# WorldMark by Wyndham



## fivepennies (Dec 28, 2009)

Hi. I'm new to TUG. My father purchased a timeshare years ago, and I've only just started using it in the past few years. I'm not the owner, but apparently I would be if my dad were to pass on so I figured I should start learning what I can know. 

I kind of like the the point system and that I can use them to go pretty much anywhere. It's not designated for one specific spot so I dig having options, but I can never get where I want when I want or even for how long I want, so I sort of stopped using my dad's timeshare as an option. Plus, I hate planning that far ahead in advance. 

This particular type of timeshare seems to be a sweet deal (of course, I have no idea how much my dad is paying for it since all I see and use are points), but from what I know, there are annual maintenance fees that continue to increase every year. I love using my dad's timeshare, but I guess I don't understand the value. My dad is lucky if he uses it once a year; he's working 80 hour work weeks and only getting paid for 40 hours! 

Personally, I think my dad's timeshare is a luxury he doesn't really need. He's paying his bills with credit cards for crying out loud and he stills sees value in something he's only using once a year (IF he's lucky) or he'll tell my brother and I to book something before such and such date so he doesn't lose his points. 

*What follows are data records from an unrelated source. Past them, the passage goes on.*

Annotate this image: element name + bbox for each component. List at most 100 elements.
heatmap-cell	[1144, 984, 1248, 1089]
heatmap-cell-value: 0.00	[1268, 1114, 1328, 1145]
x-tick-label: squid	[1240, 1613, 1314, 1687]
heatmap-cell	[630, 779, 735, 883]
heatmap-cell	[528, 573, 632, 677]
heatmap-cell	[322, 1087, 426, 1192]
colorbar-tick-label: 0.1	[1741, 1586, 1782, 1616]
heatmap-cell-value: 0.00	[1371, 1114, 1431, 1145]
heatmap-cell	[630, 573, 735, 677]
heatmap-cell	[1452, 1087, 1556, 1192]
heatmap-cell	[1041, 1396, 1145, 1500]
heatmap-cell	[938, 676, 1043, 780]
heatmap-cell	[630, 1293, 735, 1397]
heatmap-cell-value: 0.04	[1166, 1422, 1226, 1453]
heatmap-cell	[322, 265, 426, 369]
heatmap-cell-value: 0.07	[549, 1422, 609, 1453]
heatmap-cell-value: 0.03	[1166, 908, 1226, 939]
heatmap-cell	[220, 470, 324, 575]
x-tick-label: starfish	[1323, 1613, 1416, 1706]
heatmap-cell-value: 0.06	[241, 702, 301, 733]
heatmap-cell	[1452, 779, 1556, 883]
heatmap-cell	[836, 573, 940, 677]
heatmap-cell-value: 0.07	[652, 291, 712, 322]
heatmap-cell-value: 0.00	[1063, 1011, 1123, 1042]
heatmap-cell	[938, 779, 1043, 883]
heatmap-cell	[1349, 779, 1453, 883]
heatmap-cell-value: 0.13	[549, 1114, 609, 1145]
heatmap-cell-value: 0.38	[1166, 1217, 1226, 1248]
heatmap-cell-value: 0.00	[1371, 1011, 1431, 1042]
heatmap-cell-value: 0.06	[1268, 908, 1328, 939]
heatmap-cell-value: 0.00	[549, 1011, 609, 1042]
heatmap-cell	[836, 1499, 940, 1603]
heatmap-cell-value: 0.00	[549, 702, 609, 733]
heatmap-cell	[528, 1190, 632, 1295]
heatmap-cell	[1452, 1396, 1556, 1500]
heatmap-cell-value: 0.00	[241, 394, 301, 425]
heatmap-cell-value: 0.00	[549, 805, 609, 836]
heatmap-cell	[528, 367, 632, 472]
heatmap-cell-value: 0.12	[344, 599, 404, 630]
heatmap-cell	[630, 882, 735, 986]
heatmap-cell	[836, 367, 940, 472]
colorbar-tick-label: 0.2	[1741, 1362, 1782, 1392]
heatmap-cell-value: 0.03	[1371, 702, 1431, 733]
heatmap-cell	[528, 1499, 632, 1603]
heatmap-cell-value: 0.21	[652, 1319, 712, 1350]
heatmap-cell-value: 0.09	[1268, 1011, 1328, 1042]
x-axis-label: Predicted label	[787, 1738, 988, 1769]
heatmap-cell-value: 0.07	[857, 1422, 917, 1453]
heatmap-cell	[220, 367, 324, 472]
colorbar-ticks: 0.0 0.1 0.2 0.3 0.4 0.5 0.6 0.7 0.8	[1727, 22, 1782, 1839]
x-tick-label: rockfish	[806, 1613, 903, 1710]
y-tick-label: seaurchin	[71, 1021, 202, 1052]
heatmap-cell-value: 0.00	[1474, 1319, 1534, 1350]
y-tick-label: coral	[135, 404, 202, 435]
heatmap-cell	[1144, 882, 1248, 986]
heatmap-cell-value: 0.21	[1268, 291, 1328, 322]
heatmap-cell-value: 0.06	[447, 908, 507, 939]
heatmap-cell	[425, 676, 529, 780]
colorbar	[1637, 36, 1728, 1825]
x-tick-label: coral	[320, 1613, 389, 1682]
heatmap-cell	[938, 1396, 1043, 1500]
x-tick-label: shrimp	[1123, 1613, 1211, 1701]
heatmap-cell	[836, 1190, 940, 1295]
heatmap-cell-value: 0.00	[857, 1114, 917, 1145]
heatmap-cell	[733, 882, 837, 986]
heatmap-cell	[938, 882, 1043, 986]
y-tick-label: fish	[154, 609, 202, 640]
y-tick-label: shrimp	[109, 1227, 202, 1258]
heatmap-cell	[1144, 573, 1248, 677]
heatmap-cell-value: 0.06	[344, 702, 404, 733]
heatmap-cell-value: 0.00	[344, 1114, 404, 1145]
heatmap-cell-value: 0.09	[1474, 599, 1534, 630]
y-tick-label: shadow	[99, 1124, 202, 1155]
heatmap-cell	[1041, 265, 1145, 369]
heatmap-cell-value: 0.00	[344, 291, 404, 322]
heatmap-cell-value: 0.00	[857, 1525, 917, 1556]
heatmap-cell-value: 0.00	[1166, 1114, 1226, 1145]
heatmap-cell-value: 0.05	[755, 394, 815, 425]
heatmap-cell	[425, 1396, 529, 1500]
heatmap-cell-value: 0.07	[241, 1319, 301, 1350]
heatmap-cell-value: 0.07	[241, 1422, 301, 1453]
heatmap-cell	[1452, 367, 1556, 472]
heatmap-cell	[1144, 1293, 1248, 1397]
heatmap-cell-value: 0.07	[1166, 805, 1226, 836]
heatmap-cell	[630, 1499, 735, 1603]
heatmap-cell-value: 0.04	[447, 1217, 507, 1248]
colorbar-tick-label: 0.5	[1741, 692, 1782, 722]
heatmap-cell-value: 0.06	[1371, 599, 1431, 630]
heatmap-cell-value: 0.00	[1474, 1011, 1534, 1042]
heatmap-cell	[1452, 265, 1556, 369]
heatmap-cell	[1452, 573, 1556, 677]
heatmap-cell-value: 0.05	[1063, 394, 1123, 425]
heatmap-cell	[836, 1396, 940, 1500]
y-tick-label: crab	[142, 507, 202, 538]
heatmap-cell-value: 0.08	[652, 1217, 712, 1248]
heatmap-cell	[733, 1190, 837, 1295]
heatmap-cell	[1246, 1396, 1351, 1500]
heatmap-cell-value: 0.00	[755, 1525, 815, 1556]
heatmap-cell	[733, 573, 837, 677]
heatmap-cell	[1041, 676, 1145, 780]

I guess I'm posting this thread to see what people think of WorldMark in general. I've only used the timeshare a few times in Las Vegas (since its close to LA and doesn't involve hefty transportation costs). Is it something I'd want to keep? And what's the difference between WorldMark and RCI? Is one better than the other?


----------



## DeniseM (Dec 28, 2009)

fivepennies is a shill for Timeshare Relief.


----------